Para auxiliar neste processo, a reunião contou com a participação de Marianne Tufani, gerente de riscos da StoneX Leite Brasil, que detalhou o funcionamento da ferramenta e tirou dúvidas sobre o mercado futuro de leite.

“Todas as demais cadeias, como a da soja, milho e boi gordo, aprenderam a usar.
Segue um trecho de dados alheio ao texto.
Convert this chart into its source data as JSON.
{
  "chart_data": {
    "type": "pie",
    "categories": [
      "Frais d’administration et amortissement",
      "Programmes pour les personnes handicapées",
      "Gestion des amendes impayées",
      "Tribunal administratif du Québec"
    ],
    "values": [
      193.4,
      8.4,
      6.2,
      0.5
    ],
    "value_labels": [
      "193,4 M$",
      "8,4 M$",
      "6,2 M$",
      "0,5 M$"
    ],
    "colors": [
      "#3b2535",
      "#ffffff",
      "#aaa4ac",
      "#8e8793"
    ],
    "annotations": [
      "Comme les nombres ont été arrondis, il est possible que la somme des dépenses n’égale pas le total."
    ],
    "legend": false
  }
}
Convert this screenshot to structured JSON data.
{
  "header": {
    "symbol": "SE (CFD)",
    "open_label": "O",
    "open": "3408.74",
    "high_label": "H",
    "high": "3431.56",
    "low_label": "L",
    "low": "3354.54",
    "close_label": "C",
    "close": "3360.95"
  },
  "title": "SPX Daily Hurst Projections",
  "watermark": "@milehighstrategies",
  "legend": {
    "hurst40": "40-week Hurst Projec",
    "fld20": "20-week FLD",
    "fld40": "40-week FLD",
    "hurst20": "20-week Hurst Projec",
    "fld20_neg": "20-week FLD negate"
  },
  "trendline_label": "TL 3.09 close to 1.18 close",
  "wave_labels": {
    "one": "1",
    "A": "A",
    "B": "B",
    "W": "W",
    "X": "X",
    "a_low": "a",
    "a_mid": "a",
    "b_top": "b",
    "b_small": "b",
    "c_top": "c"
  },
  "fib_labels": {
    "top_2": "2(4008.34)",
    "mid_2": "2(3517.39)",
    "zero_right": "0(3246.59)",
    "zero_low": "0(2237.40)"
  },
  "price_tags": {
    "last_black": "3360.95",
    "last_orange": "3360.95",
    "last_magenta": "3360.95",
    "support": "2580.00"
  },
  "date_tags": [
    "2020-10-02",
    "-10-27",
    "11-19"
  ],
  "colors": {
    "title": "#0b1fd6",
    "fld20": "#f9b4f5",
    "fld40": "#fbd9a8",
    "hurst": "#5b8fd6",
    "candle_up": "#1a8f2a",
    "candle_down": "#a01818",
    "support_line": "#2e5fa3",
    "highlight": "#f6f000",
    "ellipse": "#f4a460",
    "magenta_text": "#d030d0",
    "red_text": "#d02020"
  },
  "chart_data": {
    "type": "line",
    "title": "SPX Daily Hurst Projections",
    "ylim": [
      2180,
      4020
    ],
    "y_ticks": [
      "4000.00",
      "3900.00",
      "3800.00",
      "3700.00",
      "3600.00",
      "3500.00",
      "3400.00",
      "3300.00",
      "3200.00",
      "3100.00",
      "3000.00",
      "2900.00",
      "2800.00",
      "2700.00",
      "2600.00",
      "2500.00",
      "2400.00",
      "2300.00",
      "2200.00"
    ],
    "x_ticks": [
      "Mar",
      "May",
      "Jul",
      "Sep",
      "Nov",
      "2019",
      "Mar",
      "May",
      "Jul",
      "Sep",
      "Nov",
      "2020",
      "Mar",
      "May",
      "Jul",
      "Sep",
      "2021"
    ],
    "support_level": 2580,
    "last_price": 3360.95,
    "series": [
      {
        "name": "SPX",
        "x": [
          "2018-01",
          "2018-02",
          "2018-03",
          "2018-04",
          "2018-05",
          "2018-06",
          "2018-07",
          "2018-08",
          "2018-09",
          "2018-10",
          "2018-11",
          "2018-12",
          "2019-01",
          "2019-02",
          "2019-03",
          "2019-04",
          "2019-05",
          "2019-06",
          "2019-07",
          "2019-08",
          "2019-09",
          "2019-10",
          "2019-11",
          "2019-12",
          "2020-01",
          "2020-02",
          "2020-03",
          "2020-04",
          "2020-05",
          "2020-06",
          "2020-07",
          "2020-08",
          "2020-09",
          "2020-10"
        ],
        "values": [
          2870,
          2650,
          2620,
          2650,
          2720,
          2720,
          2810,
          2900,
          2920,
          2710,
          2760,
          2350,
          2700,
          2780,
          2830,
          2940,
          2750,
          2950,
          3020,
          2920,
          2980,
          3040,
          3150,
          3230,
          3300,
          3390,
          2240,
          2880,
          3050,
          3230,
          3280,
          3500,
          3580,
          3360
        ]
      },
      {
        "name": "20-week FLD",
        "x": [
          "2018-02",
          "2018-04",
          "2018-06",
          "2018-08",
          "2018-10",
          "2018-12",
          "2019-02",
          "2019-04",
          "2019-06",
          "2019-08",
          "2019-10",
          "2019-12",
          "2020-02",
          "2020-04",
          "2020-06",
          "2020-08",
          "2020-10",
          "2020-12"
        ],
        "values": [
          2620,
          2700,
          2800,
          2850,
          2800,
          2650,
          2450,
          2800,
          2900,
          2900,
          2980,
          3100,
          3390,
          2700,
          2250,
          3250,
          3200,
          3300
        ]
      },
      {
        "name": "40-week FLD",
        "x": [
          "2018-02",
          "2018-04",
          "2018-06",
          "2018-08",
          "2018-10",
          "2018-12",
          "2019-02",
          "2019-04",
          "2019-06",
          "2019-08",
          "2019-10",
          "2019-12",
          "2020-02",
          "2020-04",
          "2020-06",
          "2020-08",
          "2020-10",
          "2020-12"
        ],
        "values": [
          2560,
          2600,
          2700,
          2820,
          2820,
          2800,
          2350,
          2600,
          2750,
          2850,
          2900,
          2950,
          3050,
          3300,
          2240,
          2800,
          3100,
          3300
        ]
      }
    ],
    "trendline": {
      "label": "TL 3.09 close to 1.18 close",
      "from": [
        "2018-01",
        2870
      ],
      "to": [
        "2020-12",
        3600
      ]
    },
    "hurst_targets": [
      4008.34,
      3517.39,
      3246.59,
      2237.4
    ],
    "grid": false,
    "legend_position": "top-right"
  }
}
Nós também vamos nos beneficiar com isso”, comenta o presidente da CT de Bovinocultura de Leite e produtor de leite, Eduardo Lucacin. “É preciso conhecer bem o nosso negócio, os nossos custos, para saber o melhor momento de travar o preço”, complementa.

O desenvolvimento da ferramenta teve participação do Sistema Faep, StoneX Leite Brasil, Centro de Estudos Avançados em Economia Aplicada (Cepea – Esalq/USP) e Confederação da Agricultura e Pecuária do Brasil (CNA). Marianne lembrou que, no mercado mundial de leite, 70% dos players já utilizam o mercado futuro.

“O primeiro passo para quem quer saber como funciona é abrir uma conta na corretora. O quanto antes, melhor, pois é um processo burocrático que exige documentação e análises extensas e minuciosas. Não tem custo essa abertura”, explica Marianne.

Temas prioritários

Ainda na reunião do CT de Bovinocultura de Leite do Sistema Faep, outros temas como a questão sanitária, preços e custo de produção, problemas no fornecimento de energia elétrica e oportunidades de capitalização estiveram em discursão. Os produtores relataram, mais uma vez, a preocupação com o custo da energia e a falta de qualidade do serviço da concessionária, que coloca em risco a produção.

O presidente da Comissão, Eduardo Lucacin, conduziu a reunião e mediou os debates sobre os temas prioritários para o setor

“Leite perdido, equipamento queimado. O que mais tem é produtor com situações como essas. O Sistema Faep tem atuado em Brasília e via Ministério Público Estadual, para cobrar da concessionária a qualidade do serviço. Porém, talvez tenhamos que, como comissão, pensar em soluções e outras alternativas para minimizar os danos”, afirma Lucacin.

Quanto à sanidade, o tema do combate à Brucelose apareceu no debate. “O controle da doença é pré-requisito básico para nos tornarmos competitivos em nível mundial”, diz o vice-presidente da CT, Roger van der Vinne, que também é médico veterinário e produtor em Carambeí, na região dos Campos Gerais. “Cada um em sua propriedade precisa dar o exemplo, gerindo a saúde do rebanho, realizando os testes e vacinação e buscando a certificação de livre da doença”, destaca.

Outro assunto que também foi discutido na reunião da comissão foi a possibilidade de aumento da rentabilidade com os derivados, em especial os sólidos, a proteína do soro (whey) e o concentrado proteico do leite. “A gente tem que preparar para todas essas tendências. Buscamos isso pela comissão e pelo Conseleite”, conclui o presidente da CT.